Kisah Hidup Matthew Perry: Dari Bintang Sitkom ke Pecandu
- Viva.co.id
Bandung – Matthew Perry, yang meninggal dunia pada usia 54 tahun, pernah mengungkapkan kisah hidupnya yang penuh gejolak dalam memoarnya yang berjudul Friends, Lovers, and the Big Terrible Thing.
Dalam bukunya, Perry menceritakan tentang masa kecilnya yang sulit, perjuangannya melawan kecanduan narkoba dan alkohol, serta hubungannya dengan para selebriti.
Perry juga mengungkapkan rasa syukurnya karena masih hidup setelah semua yang telah dia lalui. Ia ingin dikenal sebagai orang yang nyata, bukan hanya sekadar karakter Chandler Bing dalam Friends.
“Saya berada di puncak titik tertinggi saya di Friends, titik tertinggi dalam karier saya, momen ikonik dalam acara ikonik tersebut,” kaa Matthew Perry seperti dikutip dari laman ET Online pada Minggu, 29 Oktober 2023.
"Ketika seorang pecandu narkoba, itu semua soal matematika. Saya tidak melakukannya untuk merasa senang. Saya tentu saja bukan orang yang suka berpesta; Saya hanya ingin duduk di sofa, mengambil lima Vicodin dan menonton film. Itu adalah surga bagi saya. Sekarang tidak lagi,” tambahnya.

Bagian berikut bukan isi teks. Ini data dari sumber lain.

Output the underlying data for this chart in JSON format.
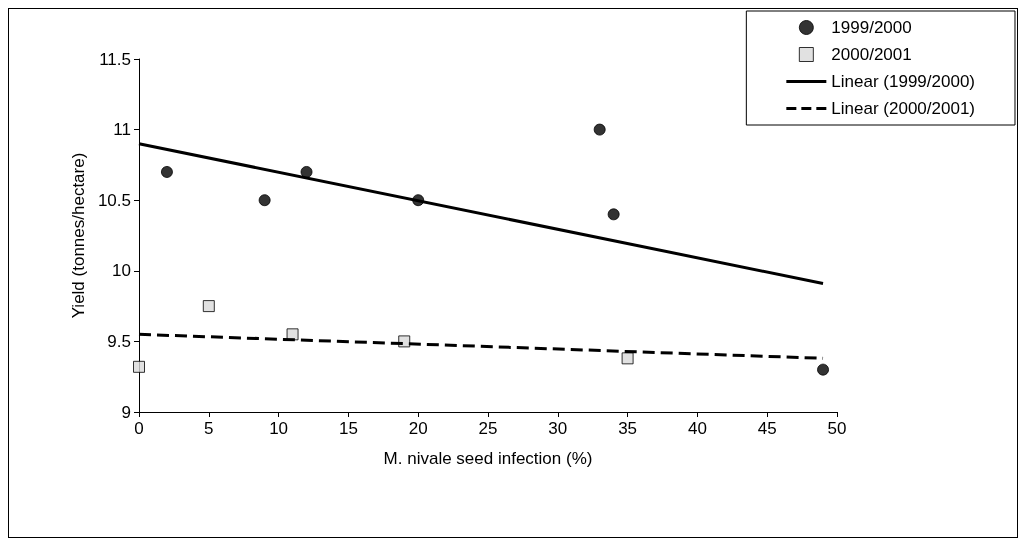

Sementara itu, dalam bukunya, Perry menyebutkan beberapa riwayat rawat inap yang dialami dirinya selama bertahun-tahun karena penyalahgunaan narkoba dan alkohol. Namun, buku ini dimulai dengan keadaan darurat medis yang paling mengerikan.
Pada saat itu, ia menderita perforasi gastrointestinal pada usia 49 tahun setelah usus besarnya pecah karena penggunaan opioid yang berlebihan. Perry berjuang untuk hidupnya, menghabiskan dua minggu dalam keadaan koma dan lima bulan di rumah sakit, dan harus menggunakan tas kolostomi selama sembilan bulan.
“Para dokter memberi tahu keluarga saya bahwa saya memiliki peluang dua persen untuk hidup. Saya dipasangi sesuatu yang disebut mesin ECMO, yang melakukan semua pernapasan untuk jantung dan paru-paru. Dan itu disebut Salam Maria. Tidak ada seorang pun yang bisa bertahan dari hal itu," ungkapnya.
Perry mengungkapkan dalam bukunya bahwa dia menjalani 14 operasi pada perutnya, dan bekas luka tersebut berfungsi sebagai pengingat untuk tetap sadar. Namun faktor motivasi terbesar untuk menghindari obat-obatan datang dari terapisnya.
"Lain kali kamu berpikir untuk mengonsumsi Oxycontin, pikirkan saja untuk memiliki kantong kolostomi selama sisa hidup kamu," kata terapis pribadi kepada Perry.
Pada suatu saat kecanduan narkoba, dia mengonsumsi 55 Vicodin sehari. Perry tidak segan-segan menjelaskan besarnya masalah narkoba dan alkohol terhadap tubuhnya. Selain itu. dia juga menggunakan Xanax, OxyContin, Dilaudid, metadon, buprenorfin/suboxone, kokain, dan banyak vodka.
Berbicara dengan The New York Times dalam sebuah wawancara sekitar waktu buku itu diterbitkan, Perry mengungkapkan bahwa ia menghabiskan uang sekitar US$9 juta atau sekitar Rp143 miliar untuk melawan kecanduannya.